Il programma, insomma, è molto ambizioso. Tutte le promesse fatte, tuttavia, richiedono grandi investimenti e uscite. Gli scettici contrastano già non tanto il fine ma la mancata indicazione delle risorse che vuole utilizzare. Più che chiedersi cosa, a questo punto, tra aumenti di pensioni, stipendi e riduzione delle tasse, bisogna capire dove la destra ha intenzione di prendere i soldi necessari a realizzare il suo programma (in un periodo di ristrettezze economiche e crisi che, piuttosto, potrebbero richiedere scelte impopolari).

PD e Lega non pervenuti: Salvini e Letta non hanno ancora esposta il proprio programma elettorale, M5s punta tutto su transizione

Il programma elettorale del Movimento 5 Stelle (anche questo non ufficiale e anche questo riassunto in punti) scommette tutto sulla transizione ecologica. L’emergenza clima, quindi, si aggiunge ad altri interventi in programma (come il reddito di cittadinanza, il Superbonus e il salario minimo).

Non essendo però la versione definitiva, anche in questo caso non sono stati resi noti i dettagli. Impegno, risorse, promesse, scadenze e progetti a medio e lungo termine sono ancora da definire.

Non pervenuti invece Enrico Letta e Matteo Salvini, al momento impegnati a definire alleanze e a capire con chi presentarsi alle prossime elezioni.

Il leader della Lega, decisamente in calo nei sondaggi (qui cosa dicono le previsioni) ha fatto sapere, con i suoi interventi sui social e in tv, di avere a cuore la riforma del sistema pensionistico e di voler puntare in primis su sicurezza (ci sono “baby gang ovunque”), autonomia e, ovviamente, immigrazione. Ha tirato in ballo anche “la teoria gender” e la tutela dei minori. Si sta parlando molto del suo attacco all’appello per cognome a scuola, etichettato da lui come un nuovo trend a tutela dei “bambini fluidi”. In realtà, in molte scuole – molti lo ricorderanno – si è sempre proceduto con l’appello per cognome.
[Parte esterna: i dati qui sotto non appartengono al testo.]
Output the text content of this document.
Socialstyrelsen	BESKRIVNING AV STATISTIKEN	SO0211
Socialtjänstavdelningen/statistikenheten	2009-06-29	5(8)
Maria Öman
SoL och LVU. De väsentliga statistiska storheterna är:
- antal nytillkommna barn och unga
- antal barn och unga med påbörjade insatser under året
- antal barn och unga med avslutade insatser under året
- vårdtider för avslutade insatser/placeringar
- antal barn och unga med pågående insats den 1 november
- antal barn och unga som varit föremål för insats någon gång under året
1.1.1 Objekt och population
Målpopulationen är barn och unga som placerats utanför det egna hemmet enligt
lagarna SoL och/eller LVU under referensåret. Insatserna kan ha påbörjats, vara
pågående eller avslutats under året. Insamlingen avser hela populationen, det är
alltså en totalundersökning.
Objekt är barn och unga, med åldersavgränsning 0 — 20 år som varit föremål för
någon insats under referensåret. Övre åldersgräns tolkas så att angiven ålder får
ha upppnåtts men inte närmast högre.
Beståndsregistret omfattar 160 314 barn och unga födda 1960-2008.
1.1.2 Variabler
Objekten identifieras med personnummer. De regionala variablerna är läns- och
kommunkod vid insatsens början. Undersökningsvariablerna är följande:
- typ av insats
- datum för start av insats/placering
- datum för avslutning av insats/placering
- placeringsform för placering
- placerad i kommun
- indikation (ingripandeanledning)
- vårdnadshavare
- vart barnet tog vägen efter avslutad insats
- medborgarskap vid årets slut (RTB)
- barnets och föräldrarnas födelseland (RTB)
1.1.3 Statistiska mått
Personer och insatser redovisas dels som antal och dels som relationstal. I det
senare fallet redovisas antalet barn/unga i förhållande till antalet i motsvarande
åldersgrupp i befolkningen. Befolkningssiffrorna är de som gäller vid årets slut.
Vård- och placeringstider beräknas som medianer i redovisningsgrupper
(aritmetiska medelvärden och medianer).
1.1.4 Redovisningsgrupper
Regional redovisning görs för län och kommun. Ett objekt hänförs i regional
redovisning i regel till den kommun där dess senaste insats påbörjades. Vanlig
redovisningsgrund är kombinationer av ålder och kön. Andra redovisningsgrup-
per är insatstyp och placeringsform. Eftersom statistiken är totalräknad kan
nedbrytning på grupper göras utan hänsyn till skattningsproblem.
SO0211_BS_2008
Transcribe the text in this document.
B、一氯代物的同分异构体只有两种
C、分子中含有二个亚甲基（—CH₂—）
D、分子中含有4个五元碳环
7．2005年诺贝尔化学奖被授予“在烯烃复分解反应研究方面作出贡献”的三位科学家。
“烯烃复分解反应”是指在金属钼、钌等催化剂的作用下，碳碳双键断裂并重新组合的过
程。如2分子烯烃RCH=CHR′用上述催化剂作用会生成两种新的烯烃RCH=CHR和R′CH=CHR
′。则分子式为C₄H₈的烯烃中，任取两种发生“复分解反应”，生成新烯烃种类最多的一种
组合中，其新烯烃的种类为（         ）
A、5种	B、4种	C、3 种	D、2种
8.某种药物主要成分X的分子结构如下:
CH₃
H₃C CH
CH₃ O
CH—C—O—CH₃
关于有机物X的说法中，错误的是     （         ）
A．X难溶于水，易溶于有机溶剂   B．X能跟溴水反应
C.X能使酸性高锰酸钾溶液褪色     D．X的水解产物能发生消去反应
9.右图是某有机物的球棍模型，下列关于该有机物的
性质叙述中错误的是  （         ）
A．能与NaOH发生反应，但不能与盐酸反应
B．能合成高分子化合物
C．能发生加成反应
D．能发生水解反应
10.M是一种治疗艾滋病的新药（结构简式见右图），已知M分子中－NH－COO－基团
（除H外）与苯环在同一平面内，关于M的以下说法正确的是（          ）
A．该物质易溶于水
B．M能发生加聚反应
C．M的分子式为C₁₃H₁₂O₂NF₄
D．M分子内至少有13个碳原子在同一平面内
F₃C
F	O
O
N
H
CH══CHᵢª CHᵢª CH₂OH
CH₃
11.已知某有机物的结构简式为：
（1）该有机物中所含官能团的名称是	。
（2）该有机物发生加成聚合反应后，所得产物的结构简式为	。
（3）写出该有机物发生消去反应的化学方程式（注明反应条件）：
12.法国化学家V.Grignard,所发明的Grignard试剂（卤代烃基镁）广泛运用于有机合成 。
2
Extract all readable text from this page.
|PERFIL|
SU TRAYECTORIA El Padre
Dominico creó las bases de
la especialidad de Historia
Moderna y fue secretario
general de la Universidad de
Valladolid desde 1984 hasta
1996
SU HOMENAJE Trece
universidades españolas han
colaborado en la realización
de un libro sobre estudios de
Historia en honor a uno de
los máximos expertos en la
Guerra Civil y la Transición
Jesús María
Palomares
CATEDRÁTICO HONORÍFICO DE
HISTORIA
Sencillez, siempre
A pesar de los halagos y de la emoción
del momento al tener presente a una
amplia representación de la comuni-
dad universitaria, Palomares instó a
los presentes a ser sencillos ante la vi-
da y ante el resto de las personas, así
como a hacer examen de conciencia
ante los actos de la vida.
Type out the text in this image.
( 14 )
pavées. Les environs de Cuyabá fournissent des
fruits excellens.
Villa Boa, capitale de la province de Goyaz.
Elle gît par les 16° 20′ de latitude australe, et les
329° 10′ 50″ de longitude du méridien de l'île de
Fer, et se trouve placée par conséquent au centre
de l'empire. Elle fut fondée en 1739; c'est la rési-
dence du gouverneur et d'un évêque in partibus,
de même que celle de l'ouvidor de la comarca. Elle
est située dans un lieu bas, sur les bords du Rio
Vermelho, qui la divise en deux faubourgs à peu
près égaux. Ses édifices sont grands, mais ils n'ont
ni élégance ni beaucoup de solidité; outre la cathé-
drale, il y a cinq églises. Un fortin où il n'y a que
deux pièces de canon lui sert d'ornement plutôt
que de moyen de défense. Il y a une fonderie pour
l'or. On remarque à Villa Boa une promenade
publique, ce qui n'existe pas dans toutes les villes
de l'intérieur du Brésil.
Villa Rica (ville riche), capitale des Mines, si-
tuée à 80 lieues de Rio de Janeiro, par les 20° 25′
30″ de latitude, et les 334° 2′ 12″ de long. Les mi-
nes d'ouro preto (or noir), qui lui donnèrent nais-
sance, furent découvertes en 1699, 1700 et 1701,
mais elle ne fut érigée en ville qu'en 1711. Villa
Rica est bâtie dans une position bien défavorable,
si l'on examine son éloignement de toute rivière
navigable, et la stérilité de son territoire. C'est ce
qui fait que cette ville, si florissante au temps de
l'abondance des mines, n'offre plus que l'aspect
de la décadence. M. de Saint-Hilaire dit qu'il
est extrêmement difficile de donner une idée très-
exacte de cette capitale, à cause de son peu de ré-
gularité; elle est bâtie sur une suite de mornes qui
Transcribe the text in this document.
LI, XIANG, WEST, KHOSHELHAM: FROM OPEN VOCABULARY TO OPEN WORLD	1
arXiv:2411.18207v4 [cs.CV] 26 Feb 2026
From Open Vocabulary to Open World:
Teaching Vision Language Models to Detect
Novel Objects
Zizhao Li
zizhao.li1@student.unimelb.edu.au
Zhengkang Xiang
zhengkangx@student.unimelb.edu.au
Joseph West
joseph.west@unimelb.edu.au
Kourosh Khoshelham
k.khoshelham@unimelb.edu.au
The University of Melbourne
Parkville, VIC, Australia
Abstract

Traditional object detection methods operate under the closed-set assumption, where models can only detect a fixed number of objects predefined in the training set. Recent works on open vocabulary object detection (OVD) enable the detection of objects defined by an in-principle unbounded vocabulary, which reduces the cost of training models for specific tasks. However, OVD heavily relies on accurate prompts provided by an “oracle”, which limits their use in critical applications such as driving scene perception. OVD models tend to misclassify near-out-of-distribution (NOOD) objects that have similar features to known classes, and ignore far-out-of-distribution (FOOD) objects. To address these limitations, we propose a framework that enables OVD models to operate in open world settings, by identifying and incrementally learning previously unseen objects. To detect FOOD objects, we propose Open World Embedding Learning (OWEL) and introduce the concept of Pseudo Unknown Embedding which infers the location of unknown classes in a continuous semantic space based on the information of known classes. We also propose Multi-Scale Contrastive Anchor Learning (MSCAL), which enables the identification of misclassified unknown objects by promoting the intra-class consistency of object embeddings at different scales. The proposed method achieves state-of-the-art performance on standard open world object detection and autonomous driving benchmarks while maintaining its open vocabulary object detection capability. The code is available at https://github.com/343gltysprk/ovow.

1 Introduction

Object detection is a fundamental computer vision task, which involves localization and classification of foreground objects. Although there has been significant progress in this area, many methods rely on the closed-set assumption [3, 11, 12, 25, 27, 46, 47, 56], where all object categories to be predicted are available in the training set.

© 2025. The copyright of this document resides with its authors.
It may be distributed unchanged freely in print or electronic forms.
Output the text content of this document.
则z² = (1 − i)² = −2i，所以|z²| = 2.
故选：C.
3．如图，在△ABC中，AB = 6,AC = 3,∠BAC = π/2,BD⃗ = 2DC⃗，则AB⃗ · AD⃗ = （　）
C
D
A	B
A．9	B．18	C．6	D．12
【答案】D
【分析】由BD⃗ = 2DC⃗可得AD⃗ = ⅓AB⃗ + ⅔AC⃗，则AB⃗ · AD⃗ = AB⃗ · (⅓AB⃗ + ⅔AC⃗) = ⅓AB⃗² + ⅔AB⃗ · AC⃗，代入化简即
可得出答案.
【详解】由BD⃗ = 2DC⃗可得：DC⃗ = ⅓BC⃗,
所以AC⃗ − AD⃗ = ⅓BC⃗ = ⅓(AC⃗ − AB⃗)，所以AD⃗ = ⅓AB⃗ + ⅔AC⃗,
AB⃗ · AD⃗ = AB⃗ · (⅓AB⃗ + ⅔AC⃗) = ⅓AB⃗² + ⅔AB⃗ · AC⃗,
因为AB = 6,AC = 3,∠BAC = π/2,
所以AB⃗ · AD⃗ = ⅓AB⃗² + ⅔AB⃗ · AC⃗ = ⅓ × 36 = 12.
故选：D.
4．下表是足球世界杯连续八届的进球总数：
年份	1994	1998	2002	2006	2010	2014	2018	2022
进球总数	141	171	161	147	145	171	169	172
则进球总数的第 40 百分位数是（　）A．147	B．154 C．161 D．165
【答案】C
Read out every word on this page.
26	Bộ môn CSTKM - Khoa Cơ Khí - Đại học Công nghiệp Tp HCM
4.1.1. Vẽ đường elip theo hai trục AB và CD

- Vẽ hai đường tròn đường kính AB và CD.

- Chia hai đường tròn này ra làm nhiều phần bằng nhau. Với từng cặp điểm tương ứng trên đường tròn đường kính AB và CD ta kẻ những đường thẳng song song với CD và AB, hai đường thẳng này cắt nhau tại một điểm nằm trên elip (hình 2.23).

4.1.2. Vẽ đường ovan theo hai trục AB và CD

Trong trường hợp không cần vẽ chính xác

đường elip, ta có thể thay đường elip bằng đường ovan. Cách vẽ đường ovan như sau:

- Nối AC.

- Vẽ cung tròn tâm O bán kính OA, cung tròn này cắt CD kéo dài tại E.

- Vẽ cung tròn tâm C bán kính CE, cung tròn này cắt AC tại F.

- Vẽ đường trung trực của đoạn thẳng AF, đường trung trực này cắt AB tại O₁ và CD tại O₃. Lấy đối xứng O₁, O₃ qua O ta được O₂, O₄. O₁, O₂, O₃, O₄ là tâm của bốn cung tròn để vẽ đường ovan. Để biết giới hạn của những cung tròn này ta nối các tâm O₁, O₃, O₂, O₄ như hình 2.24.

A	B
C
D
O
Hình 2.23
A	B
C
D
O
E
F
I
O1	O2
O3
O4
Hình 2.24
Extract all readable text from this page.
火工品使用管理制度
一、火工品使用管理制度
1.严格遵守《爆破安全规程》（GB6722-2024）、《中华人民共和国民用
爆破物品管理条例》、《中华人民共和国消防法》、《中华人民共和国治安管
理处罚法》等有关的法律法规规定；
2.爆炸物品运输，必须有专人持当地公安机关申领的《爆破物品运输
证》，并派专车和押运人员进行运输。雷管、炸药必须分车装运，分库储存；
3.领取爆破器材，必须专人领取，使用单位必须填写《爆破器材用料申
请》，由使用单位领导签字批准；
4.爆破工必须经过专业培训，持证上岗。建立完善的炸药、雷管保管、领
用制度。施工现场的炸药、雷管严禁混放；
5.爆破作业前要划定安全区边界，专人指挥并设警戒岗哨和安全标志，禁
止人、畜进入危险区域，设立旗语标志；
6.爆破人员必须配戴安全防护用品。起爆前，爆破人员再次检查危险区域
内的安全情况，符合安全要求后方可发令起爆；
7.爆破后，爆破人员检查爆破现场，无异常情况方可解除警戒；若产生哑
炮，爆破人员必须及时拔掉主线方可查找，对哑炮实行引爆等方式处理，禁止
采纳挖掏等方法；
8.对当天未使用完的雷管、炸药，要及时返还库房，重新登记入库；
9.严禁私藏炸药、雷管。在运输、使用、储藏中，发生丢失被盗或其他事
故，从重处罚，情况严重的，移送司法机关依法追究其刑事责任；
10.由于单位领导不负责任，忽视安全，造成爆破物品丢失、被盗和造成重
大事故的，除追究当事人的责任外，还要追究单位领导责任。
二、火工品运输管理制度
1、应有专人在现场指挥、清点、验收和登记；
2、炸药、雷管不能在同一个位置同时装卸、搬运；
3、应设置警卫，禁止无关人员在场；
Nessun novità dunque.

E a proposito di scuola, il segretario del PD ha annunciato un programma ben preciso per il futuro: “La scuola è la leva per scrivere il futuro di cittadini e cittadine, per garantire lo sviluppo e l’emancipazione sociale che sono le chiavi del progresso dell’Italia”. Da qui l’idea del “progetto per la Scuola 2027”. “Abbiamo su di noi la grande responsabilità di costruire il progetto per il futuro del Paese: mettiamoci al lavoro, insieme”, ha poi aggiunto Letta.

Un futuro, però, dove l’emergenza climatica non può essere tagliata fuori. Ricordiamocelo quando verranno pubblicati i programmi elettorali (definitivi e ufficiali) dei partiti al voto.